Stress-induced cardiomyopathy (SIC), also known as takotsubo syndrome, results from the catecholaminergic discharge upon strong emotional or physical stress. Characteristically, SIC patients present acute left ventricle apical hypokinesia, despite of unobstructed coronary circulation, and may lead to arrhythmias and acute heart failure. Although, most patients recover, this could be slow, and recurrence or death may occur. Despite that SIC common denominator, is the large catecholamine discharge, its pathophysiological mechanisms are incompletely understood. Since apical myocytes have the highest density of β-adrenergic receptors, it is thought that catecholamine-induced overstimulation has direct cytotoxicity on myocytes, causing acute Ca2+ overload and oxidative stress, which cause myocyte stunning or death.
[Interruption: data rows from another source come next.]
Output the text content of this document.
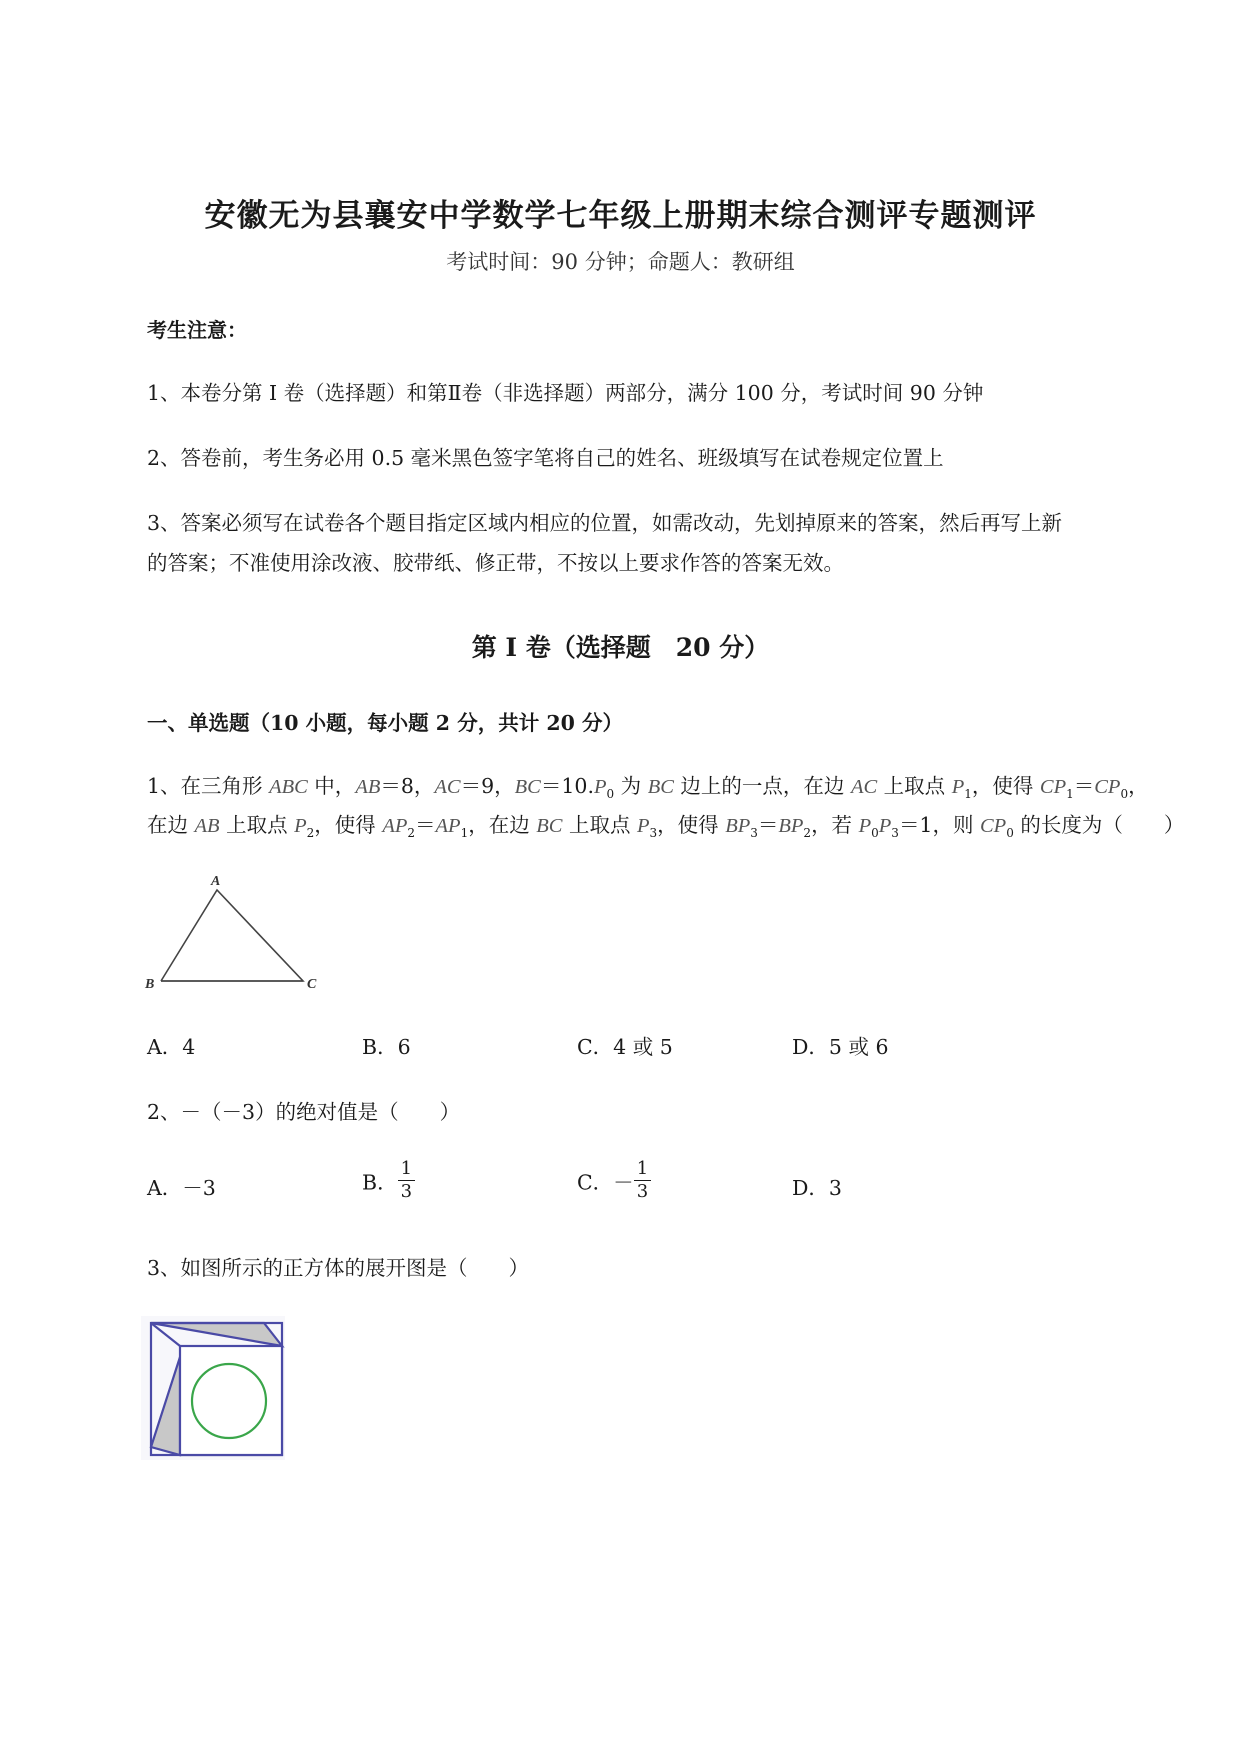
安徽无为县襄安中学数学七年级上册期末综合测评专题测评
考试时间：90 分钟；命题人：教研组
考生注意：
1、本卷分第 I 卷（选择题）和第Ⅱ卷（非选择题）两部分，满分 100 分，考试时间 90 分钟
2、答卷前，考生务必用 0.5 毫米黑色签字笔将自己的姓名、班级填写在试卷规定位置上
3、答案必须写在试卷各个题目指定区域内相应的位置，如需改动，先划掉原来的答案，然后再写上新
的答案；不准使用涂改液、胶带纸、修正带，不按以上要求作答的答案无效。
第 I 卷（选择题　20 分）
一、单选题（10 小题，每小题 2 分，共计 20 分）
1、在三角形 ABC 中，AB＝8，AC＝9，$BC=10.P_0$ 为 BC 边上的一点，在边 AC 上取点 $P_1$，使得 $CP_1=CP_0$，
在边 AB 上取点 $P_2$，使得 $AP_2=AP_1$，在边 BC 上取点 $P_3$，使得 $BP_3=BP_2$，若 $P_0P_3=1$，则 $CP_0$ 的长度为（　　）
A
B	C
A．4	B．6	C．4 或 5	D．5 或 6
2、－（－3）的绝对值是（　　）
A．－3	B． $\frac{1}{3}$	C．－ $\frac{1}{3}$	D．3
3、如图所示的正方体的展开图是（　　）
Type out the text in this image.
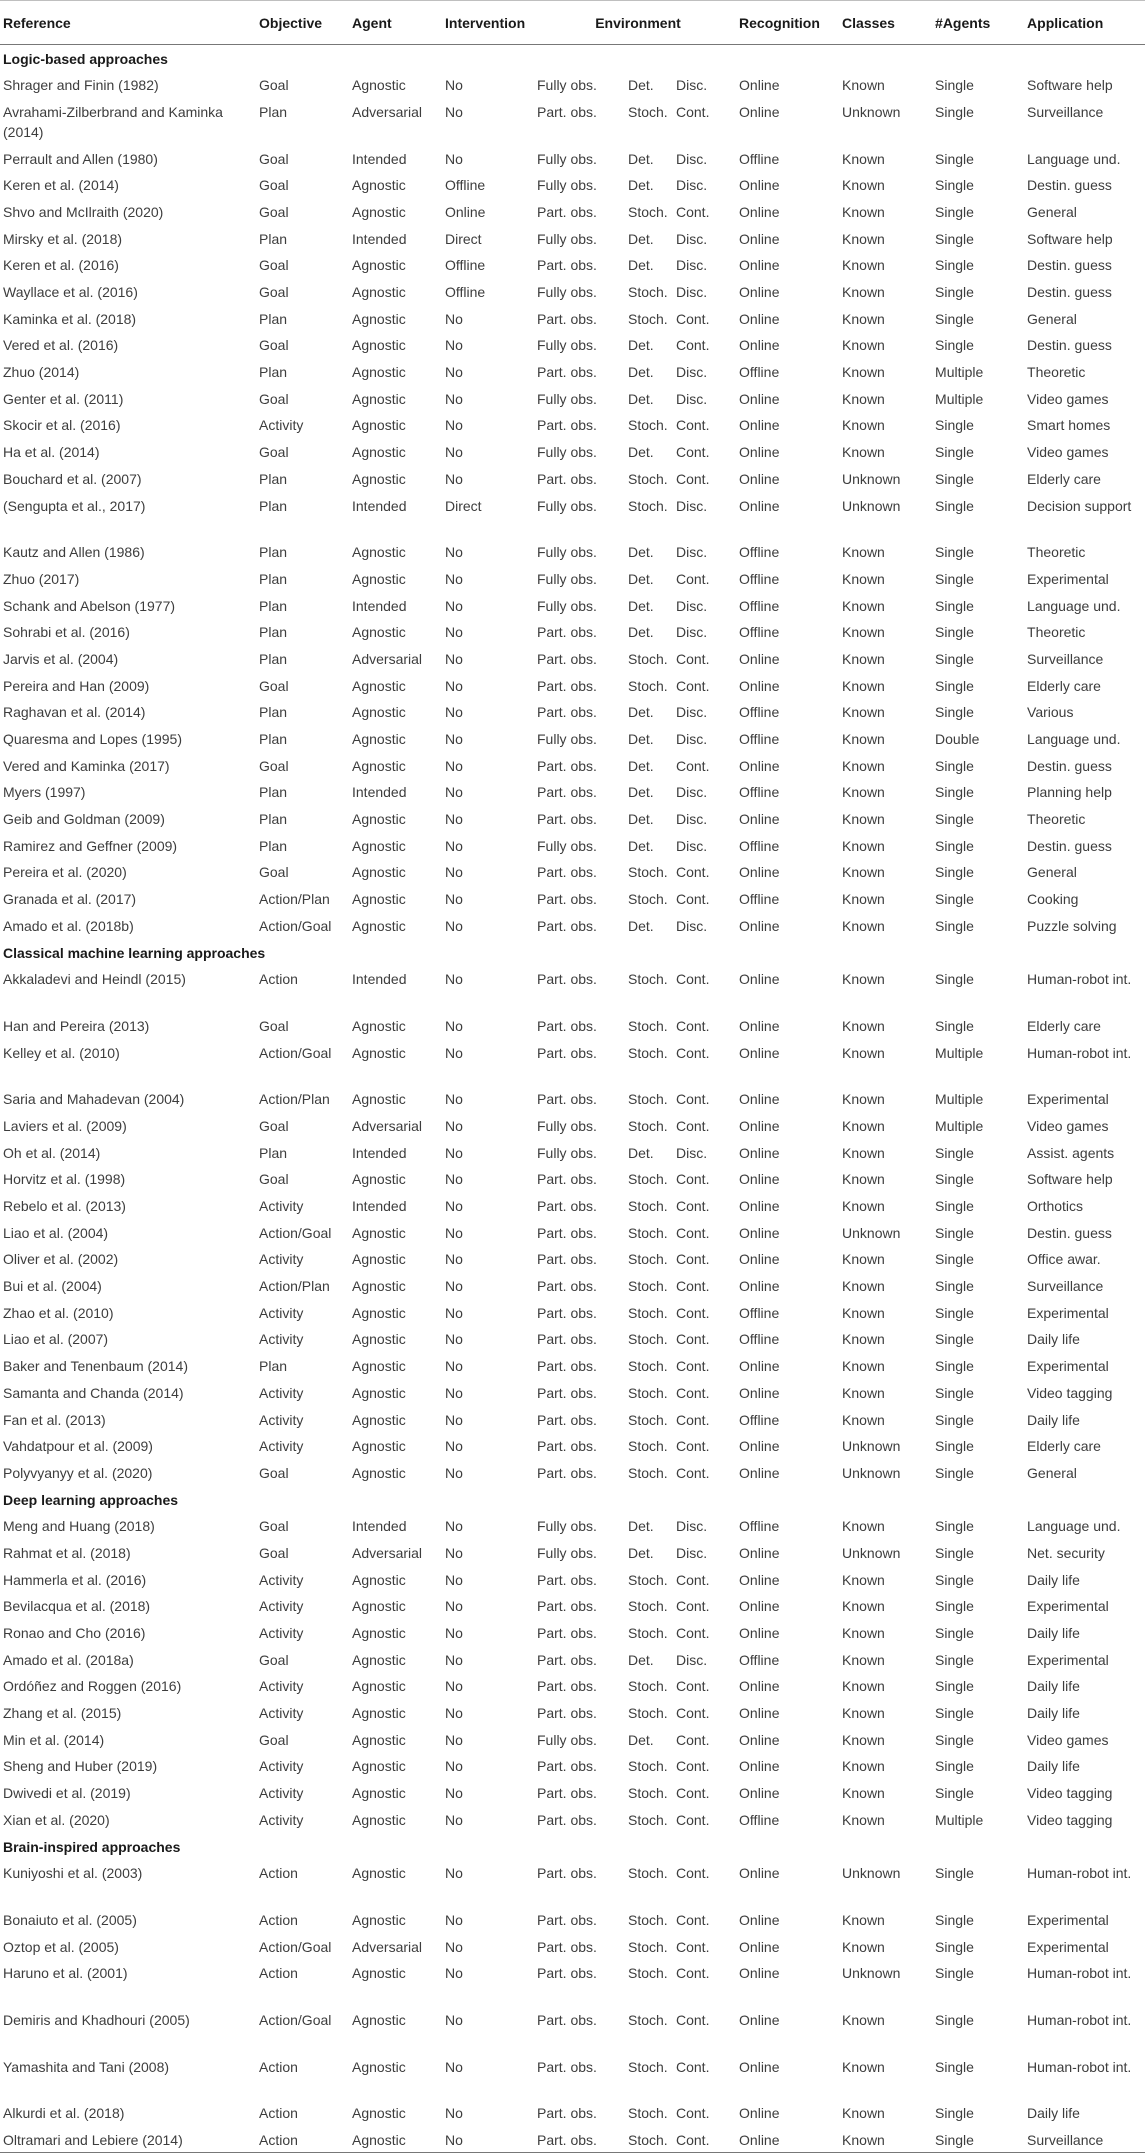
Reference	Objective	Agent	Intervention	Environment			Recognition	Classes	#Agents	Application
Logic-based approaches										
Shrager and Finin (1982)	Goal	Agnostic	No	Fully obs.	Det.	Disc.	Online	Known	Single	Software help
Avrahami-Zilberbrand and Kaminka (2014)	Plan	Adversarial	No	Part. obs.	Stoch.	Cont.	Online	Unknown	Single	Surveillance
Perrault and Allen (1980)	Goal	Intended	No	Fully obs.	Det.	Disc.	Offline	Known	Single	Language und.
Keren et al. (2014)	Goal	Agnostic	Offline	Fully obs.	Det.	Disc.	Online	Known	Single	Destin. guess
Shvo and McIlraith (2020)	Goal	Agnostic	Online	Part. obs.	Stoch.	Cont.	Online	Known	Single	General
Mirsky et al. (2018)	Plan	Intended	Direct	Fully obs.	Det.	Disc.	Online	Known	Single	Software help
Keren et al. (2016)	Goal	Agnostic	Offline	Part. obs.	Det.	Disc.	Online	Known	Single	Destin. guess
Wayllace et al. (2016)	Goal	Agnostic	Offline	Fully obs.	Stoch.	Disc.	Online	Known	Single	Destin. guess
Kaminka et al. (2018)	Plan	Agnostic	No	Part. obs.	Stoch.	Cont.	Online	Known	Single	General
Vered et al. (2016)	Goal	Agnostic	No	Fully obs.	Det.	Cont.	Online	Known	Single	Destin. guess
Zhuo (2014)	Plan	Agnostic	No	Part. obs.	Det.	Disc.	Offline	Known	Multiple	Theoretic
Genter et al. (2011)	Goal	Agnostic	No	Fully obs.	Det.	Disc.	Online	Known	Multiple	Video games
Skocir et al. (2016)	Activity	Agnostic	No	Part. obs.	Stoch.	Cont.	Online	Known	Single	Smart homes
Ha et al. (2014)	Goal	Agnostic	No	Fully obs.	Det.	Cont.	Online	Known	Single	Video games
Bouchard et al. (2007)	Plan	Agnostic	No	Part. obs.	Stoch.	Cont.	Online	Unknown	Single	Elderly care
(Sengupta et al., 2017)	Plan	Intended	Direct	Fully obs.	Stoch.	Disc.	Online	Unknown	Single	Decision support
Kautz and Allen (1986)	Plan	Agnostic	No	Fully obs.	Det.	Disc.	Offline	Known	Single	Theoretic
Zhuo (2017)	Plan	Agnostic	No	Fully obs.	Det.	Cont.	Offline	Known	Single	Experimental
Schank and Abelson (1977)	Plan	Intended	No	Fully obs.	Det.	Disc.	Offline	Known	Single	Language und.
Sohrabi et al. (2016)	Plan	Agnostic	No	Part. obs.	Det.	Disc.	Offline	Known	Single	Theoretic
Jarvis et al. (2004)	Plan	Adversarial	No	Part. obs.	Stoch.	Cont.	Online	Known	Single	Surveillance
Pereira and Han (2009)	Goal	Agnostic	No	Part. obs.	Stoch.	Cont.	Online	Known	Single	Elderly care
Raghavan et al. (2014)	Plan	Agnostic	No	Part. obs.	Det.	Disc.	Offline	Known	Single	Various
Quaresma and Lopes (1995)	Plan	Agnostic	No	Fully obs.	Det.	Disc.	Offline	Known	Double	Language und.
Vered and Kaminka (2017)	Goal	Agnostic	No	Part. obs.	Det.	Cont.	Online	Known	Single	Destin. guess
Myers (1997)	Plan	Intended	No	Part. obs.	Det.	Disc.	Offline	Known	Single	Planning help
Geib and Goldman (2009)	Plan	Agnostic	No	Part. obs.	Det.	Disc.	Online	Known	Single	Theoretic
Ramirez and Geffner (2009)	Plan	Agnostic	No	Fully obs.	Det.	Disc.	Offline	Known	Single	Destin. guess
Pereira et al. (2020)	Goal	Agnostic	No	Part. obs.	Stoch.	Cont.	Online	Known	Single	General
Granada et al. (2017)	Action/Plan	Agnostic	No	Part. obs.	Stoch.	Cont.	Offline	Known	Single	Cooking
Amado et al. (2018b)	Action/Goal	Agnostic	No	Part. obs.	Det.	Disc.	Online	Known	Single	Puzzle solving
Classical machine learning approaches										
Akkaladevi and Heindl (2015)	Action	Intended	No	Part. obs.	Stoch.	Cont.	Online	Known	Single	Human-robot int.
Han and Pereira (2013)	Goal	Agnostic	No	Part. obs.	Stoch.	Cont.	Online	Known	Single	Elderly care
Kelley et al. (2010)	Action/Goal	Agnostic	No	Part. obs.	Stoch.	Cont.	Online	Known	Multiple	Human-robot int.
Saria and Mahadevan (2004)	Action/Plan	Agnostic	No	Part. obs.	Stoch.	Cont.	Online	Known	Multiple	Experimental
Laviers et al. (2009)	Goal	Adversarial	No	Fully obs.	Stoch.	Cont.	Online	Known	Multiple	Video games
Oh et al. (2014)	Plan	Intended	No	Fully obs.	Det.	Disc.	Online	Known	Single	Assist. agents
Horvitz et al. (1998)	Goal	Agnostic	No	Part. obs.	Stoch.	Cont.	Online	Known	Single	Software help
Rebelo et al. (2013)	Activity	Intended	No	Part. obs.	Stoch.	Cont.	Online	Known	Single	Orthotics
Liao et al. (2004)	Action/Goal	Agnostic	No	Part. obs.	Stoch.	Cont.	Online	Unknown	Single	Destin. guess
Oliver et al. (2002)	Activity	Agnostic	No	Part. obs.	Stoch.	Cont.	Online	Known	Single	Office awar.
Bui et al. (2004)	Action/Plan	Agnostic	No	Part. obs.	Stoch.	Cont.	Online	Known	Single	Surveillance
Zhao et al. (2010)	Activity	Agnostic	No	Part. obs.	Stoch.	Cont.	Offline	Known	Single	Experimental
Liao et al. (2007)	Activity	Agnostic	No	Part. obs.	Stoch.	Cont.	Offline	Known	Single	Daily life
Baker and Tenenbaum (2014)	Plan	Agnostic	No	Part. obs.	Stoch.	Cont.	Online	Known	Single	Experimental
Samanta and Chanda (2014)	Activity	Agnostic	No	Part. obs.	Stoch.	Cont.	Online	Known	Single	Video tagging
Fan et al. (2013)	Activity	Agnostic	No	Part. obs.	Stoch.	Cont.	Offline	Known	Single	Daily life
Vahdatpour et al. (2009)	Activity	Agnostic	No	Part. obs.	Stoch.	Cont.	Online	Unknown	Single	Elderly care
Polyvyanyy et al. (2020)	Goal	Agnostic	No	Part. obs.	Stoch.	Cont.	Online	Unknown	Single	General
Deep learning approaches										
Meng and Huang (2018)	Goal	Intended	No	Fully obs.	Det.	Disc.	Offline	Known	Single	Language und.
Rahmat et al. (2018)	Goal	Adversarial	No	Fully obs.	Det.	Disc.	Online	Unknown	Single	Net. security
Hammerla et al. (2016)	Activity	Agnostic	No	Part. obs.	Stoch.	Cont.	Online	Known	Single	Daily life
Bevilacqua et al. (2018)	Activity	Agnostic	No	Part. obs.	Stoch.	Cont.	Online	Known	Single	Experimental
Ronao and Cho (2016)	Activity	Agnostic	No	Part. obs.	Stoch.	Cont.	Online	Known	Single	Daily life
Amado et al. (2018a)	Goal	Agnostic	No	Part. obs.	Det.	Disc.	Offline	Known	Single	Experimental
Ordóñez and Roggen (2016)	Activity	Agnostic	No	Part. obs.	Stoch.	Cont.	Online	Known	Single	Daily life
Zhang et al. (2015)	Activity	Agnostic	No	Part. obs.	Stoch.	Cont.	Online	Known	Single	Daily life
Min et al. (2014)	Goal	Agnostic	No	Fully obs.	Det.	Cont.	Online	Known	Single	Video games
Sheng and Huber (2019)	Activity	Agnostic	No	Part. obs.	Stoch.	Cont.	Online	Known	Single	Daily life
Dwivedi et al. (2019)	Activity	Agnostic	No	Part. obs.	Stoch.	Cont.	Online	Known	Single	Video tagging
Xian et al. (2020)	Activity	Agnostic	No	Part. obs.	Stoch.	Cont.	Offline	Known	Multiple	Video tagging
Brain-inspired approaches										
Kuniyoshi et al. (2003)	Action	Agnostic	No	Part. obs.	Stoch.	Cont.	Online	Unknown	Single	Human-robot int.
Bonaiuto et al. (2005)	Action	Agnostic	No	Part. obs.	Stoch.	Cont.	Online	Known	Single	Experimental
Oztop et al. (2005)	Action/Goal	Adversarial	No	Part. obs.	Stoch.	Cont.	Online	Known	Single	Experimental
Haruno et al. (2001)	Action	Agnostic	No	Part. obs.	Stoch.	Cont.	Online	Unknown	Single	Human-robot int.
Demiris and Khadhouri (2005)	Action/Goal	Agnostic	No	Part. obs.	Stoch.	Cont.	Online	Known	Single	Human-robot int.
Yamashita and Tani (2008)	Action	Agnostic	No	Part. obs.	Stoch.	Cont.	Online	Known	Single	Human-robot int.
Alkurdi et al. (2018)	Action	Agnostic	No	Part. obs.	Stoch.	Cont.	Online	Known	Single	Daily life
Oltramari and Lebiere (2014)	Action	Agnostic	No	Part. obs.	Stoch.	Cont.	Online	Known	Single	Surveillance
Nevertheless, most ventricular Ca2+ assessments have been indirect, and the time course of Ca2+ dynamics in intact ventricular myocytes, and their contribution to contractile dysfunction, has not been documented, which would be important to uncover the cellular and molecular hypokinesia basis, which persists hours or days after the acute phase subsides. Therefore, in single Fluo-4-loaded myocytes from rats receiving an isoproterenol (ISO) overdose (OV; 67 mg/kg body weight), which mimic SIC development, we aimed to simultaneously characterize, with confocal imaging, Ca2+ and shortening dynamics. The studies were performed during 1 to 15 days, and ISO-OV myocytes showed contractile dysfunction; peak shortening decreased, while shortening development and relaxation significantly slowed. All these correlated with systolic Ca2+ dysregulation; peak Ca2+ transient and the rate of SR Ca2+ release decreased, while SR Ca2+ reuptake slowed. Furthermore, RyR2 were hyperactive, displaying reactivation after Ca2+ transient peak and increased diastolic spark frequency. These alterations worsened or maintained for 15 days, explaining slow recovery. Therefore, we conclude that the main determinant of hypokinesia is blunted cellular contractility due to Ca2+ dysfunction.